Educational philosophy
Scholarship, integrity, balance.
Excellent schools instil three fundamental qualities in their students: scholarship, integrity, and balance. It is incumbent upon us to ensure that the young adults we send out into the world are the best that they can be, and are prepared for whatever future they face. Central to the achievement of this objective are, of course, the people we put in front of our students: their teachers. This philosophy shapes my advisory work with schools and education groups.
Scholarship
Decrying the conflation of examination outcomes and academic success is passé in modern education, but we are yet to find agreement on what can replace them at scale. Terminal assessments will likely remain a necessary evil for the foreseeable future and we must take a pragmatic approach to ensuring students are well-prepared for them, without squandering opportunities to go beyond the prescribed curriculum. Scholarship, at its core, is rooted in intellectual curiosity. But that is all too easily eroded by institutions with too narrow a focus on prescribed assessment criteria. The pursuit of knowledge for its own sake must be prized and every student should be encouraged to ask "why?" at every opportunity.

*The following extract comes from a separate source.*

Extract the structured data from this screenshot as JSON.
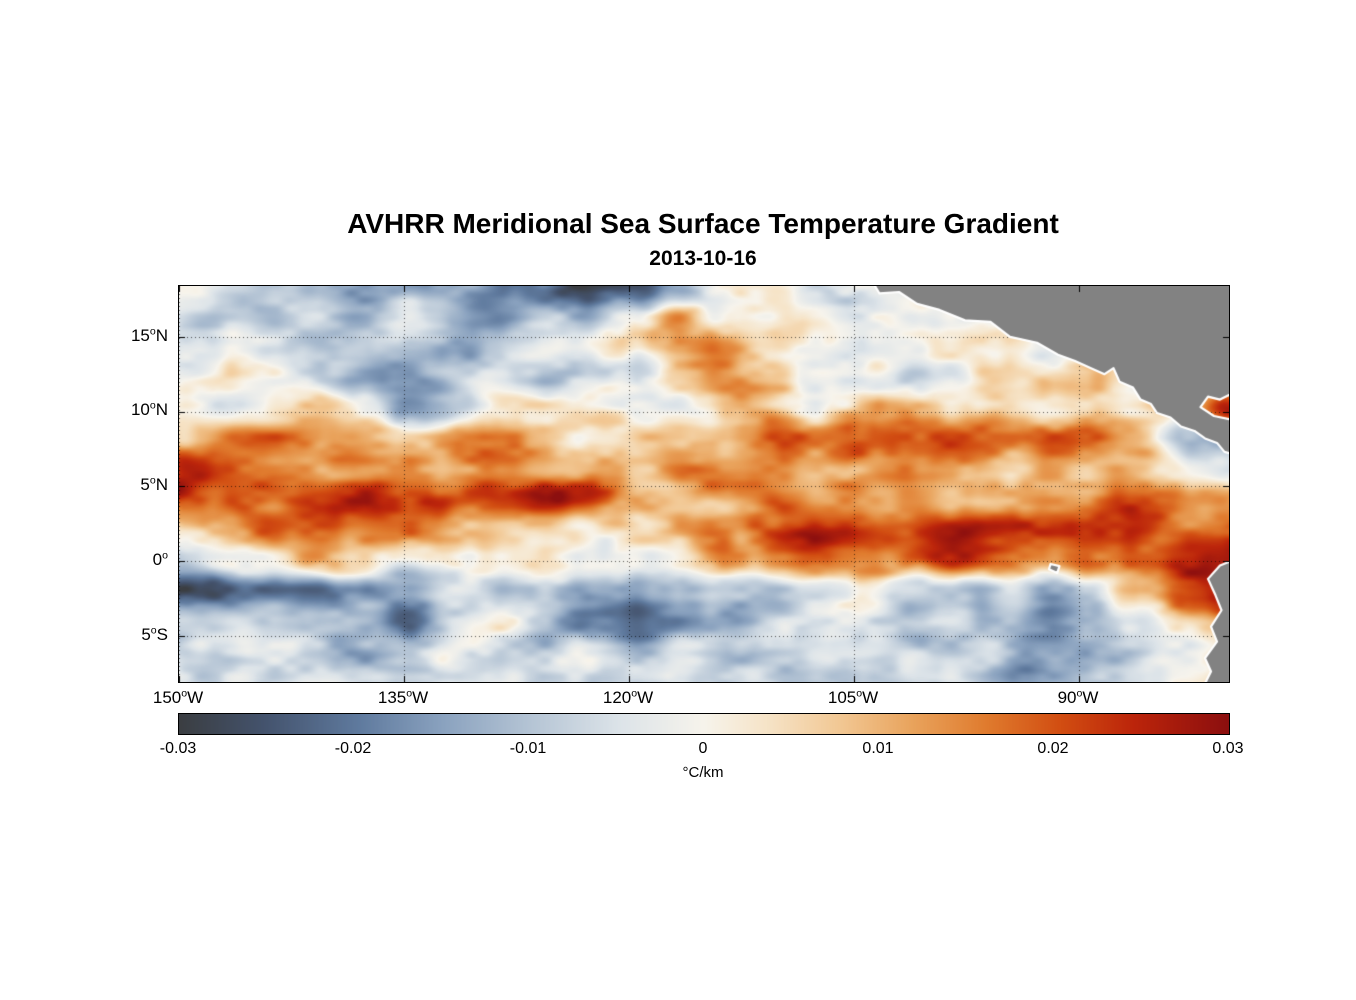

The increasing ubiquity of generative AI sharpens this. Embracing it (and the technologies that will follow) is no longer optional and it cannot simply be bolted on at the edges of existing practice. Rather, it must be woven into teaching, learning and assessment in ways that make asking "why?" more important, not less. When answers are at everyone's fingertips, the discipline lives in the questions: what to ask, how to interrogate the response, and when to stop iterating.
Integrity
However it is measured, academic success must not come at the expense of good character. Outstanding pastoral care goes beyond safeguarding students' welfare and supports them in developing a strong set of values that they have the integrity to live by. That said, prescribing such values is best avoided in an international environment with varied cultural and social influences. Principles embraced by some members of the school community may make others bristle, or even be deemed entirely unacceptable by the state.

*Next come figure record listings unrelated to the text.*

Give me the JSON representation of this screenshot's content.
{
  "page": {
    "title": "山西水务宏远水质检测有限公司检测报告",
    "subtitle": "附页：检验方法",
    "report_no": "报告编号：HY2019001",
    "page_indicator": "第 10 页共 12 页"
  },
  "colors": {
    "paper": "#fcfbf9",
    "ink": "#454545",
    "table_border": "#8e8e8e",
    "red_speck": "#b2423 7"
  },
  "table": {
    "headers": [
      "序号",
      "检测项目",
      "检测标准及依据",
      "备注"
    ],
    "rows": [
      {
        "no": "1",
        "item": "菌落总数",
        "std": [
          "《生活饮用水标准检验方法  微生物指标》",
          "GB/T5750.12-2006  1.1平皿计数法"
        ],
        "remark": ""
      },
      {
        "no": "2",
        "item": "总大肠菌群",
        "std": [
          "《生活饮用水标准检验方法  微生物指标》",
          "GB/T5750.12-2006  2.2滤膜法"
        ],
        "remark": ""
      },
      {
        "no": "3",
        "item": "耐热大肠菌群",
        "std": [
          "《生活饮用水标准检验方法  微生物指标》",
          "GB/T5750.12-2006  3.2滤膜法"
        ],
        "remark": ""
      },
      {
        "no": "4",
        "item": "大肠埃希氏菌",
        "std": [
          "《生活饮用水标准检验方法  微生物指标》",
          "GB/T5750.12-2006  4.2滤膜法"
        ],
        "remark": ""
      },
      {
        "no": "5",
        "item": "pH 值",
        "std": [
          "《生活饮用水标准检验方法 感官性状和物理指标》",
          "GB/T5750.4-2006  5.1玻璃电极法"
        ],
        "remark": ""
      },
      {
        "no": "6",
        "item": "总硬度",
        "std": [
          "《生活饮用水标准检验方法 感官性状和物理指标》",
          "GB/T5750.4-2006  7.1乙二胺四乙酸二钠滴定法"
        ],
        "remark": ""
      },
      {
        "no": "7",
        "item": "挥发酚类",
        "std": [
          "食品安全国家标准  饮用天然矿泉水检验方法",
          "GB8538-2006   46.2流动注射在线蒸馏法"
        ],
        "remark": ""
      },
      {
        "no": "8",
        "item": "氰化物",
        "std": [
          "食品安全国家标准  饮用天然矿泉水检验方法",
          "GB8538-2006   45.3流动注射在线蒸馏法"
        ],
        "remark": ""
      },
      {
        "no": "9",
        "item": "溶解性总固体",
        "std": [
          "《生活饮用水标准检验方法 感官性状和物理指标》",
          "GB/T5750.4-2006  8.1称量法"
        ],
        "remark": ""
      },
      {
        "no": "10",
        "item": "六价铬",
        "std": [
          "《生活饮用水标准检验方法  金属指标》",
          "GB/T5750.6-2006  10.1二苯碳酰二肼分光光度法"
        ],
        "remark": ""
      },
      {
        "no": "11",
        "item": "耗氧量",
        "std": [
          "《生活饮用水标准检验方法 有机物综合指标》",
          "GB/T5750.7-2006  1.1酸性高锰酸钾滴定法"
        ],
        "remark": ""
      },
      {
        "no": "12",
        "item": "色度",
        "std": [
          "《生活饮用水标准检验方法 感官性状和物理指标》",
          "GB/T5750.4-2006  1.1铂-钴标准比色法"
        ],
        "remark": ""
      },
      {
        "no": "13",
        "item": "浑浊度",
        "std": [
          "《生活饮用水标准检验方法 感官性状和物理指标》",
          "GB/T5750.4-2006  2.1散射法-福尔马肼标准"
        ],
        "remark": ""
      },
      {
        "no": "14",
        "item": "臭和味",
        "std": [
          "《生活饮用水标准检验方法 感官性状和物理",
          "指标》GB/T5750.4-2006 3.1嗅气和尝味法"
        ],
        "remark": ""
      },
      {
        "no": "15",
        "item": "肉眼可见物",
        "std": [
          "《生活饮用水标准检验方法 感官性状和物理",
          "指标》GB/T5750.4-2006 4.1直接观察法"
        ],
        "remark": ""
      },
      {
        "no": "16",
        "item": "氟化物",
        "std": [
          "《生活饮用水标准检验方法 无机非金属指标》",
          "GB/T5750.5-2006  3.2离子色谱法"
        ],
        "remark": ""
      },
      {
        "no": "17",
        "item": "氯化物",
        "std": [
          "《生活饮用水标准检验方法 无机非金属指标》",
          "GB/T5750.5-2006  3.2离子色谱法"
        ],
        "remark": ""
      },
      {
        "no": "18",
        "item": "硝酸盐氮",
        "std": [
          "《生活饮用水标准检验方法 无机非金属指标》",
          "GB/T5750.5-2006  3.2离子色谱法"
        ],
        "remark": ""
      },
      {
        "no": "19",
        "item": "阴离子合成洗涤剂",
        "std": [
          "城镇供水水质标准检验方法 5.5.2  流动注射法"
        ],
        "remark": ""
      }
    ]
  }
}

Navigating the relationship between one's heritage and personal beliefs in a way that is compatible with modern global citizenship is perhaps the biggest challenge young people face. Our role as international educators is to afford each and every student the guidance, dialogue and space they need to establish their own values. We, as the adults they spend most time with, must also model the integrity we expect from them. When it comes to how they conduct themselves, students learn far more from what they see lived than from what they hear taught.
Balance
My use of the word 'balance' refers to each individual student finding the combination of interests and activities (academic and otherwise) that will carry them into adulthood. As I explored in an article for the British Chamber of Commerce Singapore's Orient magazine, modern education's compulsion to pigeonhole students according to perceived strength, background or (most egregiously) 'learning style' closes doors that should remain open. At a more systemic level, the headline-grabbing rush toward 'STEM' and skills agendas has hollowed out the arts in many schools and put the cultural and creative formation of a generation at risk.
Embracing balance means treating each student as a unique person, not as a member of a category. Those who are labelled, whether by their school, by their parents, or by society more broadly, often internalise that definition and stop exploring. We must provide them with as many opportunities to try new things as possible, avoid passing judgement on their choices, and trust that they will work out what completes them in the fullness of time.
Teachers
Regardless of the vision and the quality of the sales pitch, a school is ultimately only as good as its teachers. An excellent educator is one who is, first and foremost, passionate about what they teach. They must also have genuine care for their students' academic and personal development. Whether in a First School homeroom lesson, a Sixth Form subject specialist seminar or a co-curricular activity, it is the teacher's role to inspire their students to give of their best in all respects.
I am not a proponent of prescribed lesson plans and value teachers who are confident and knowledgeable enough to respond to the interests and needs of the class. This allows them to model the scholarship that I described above and better instil it in their charges. I am also committed to evidence-informed teaching. All educators should engage with academic research and professional development to support their practice, but never at the cost of losing what makes their lessons theirs.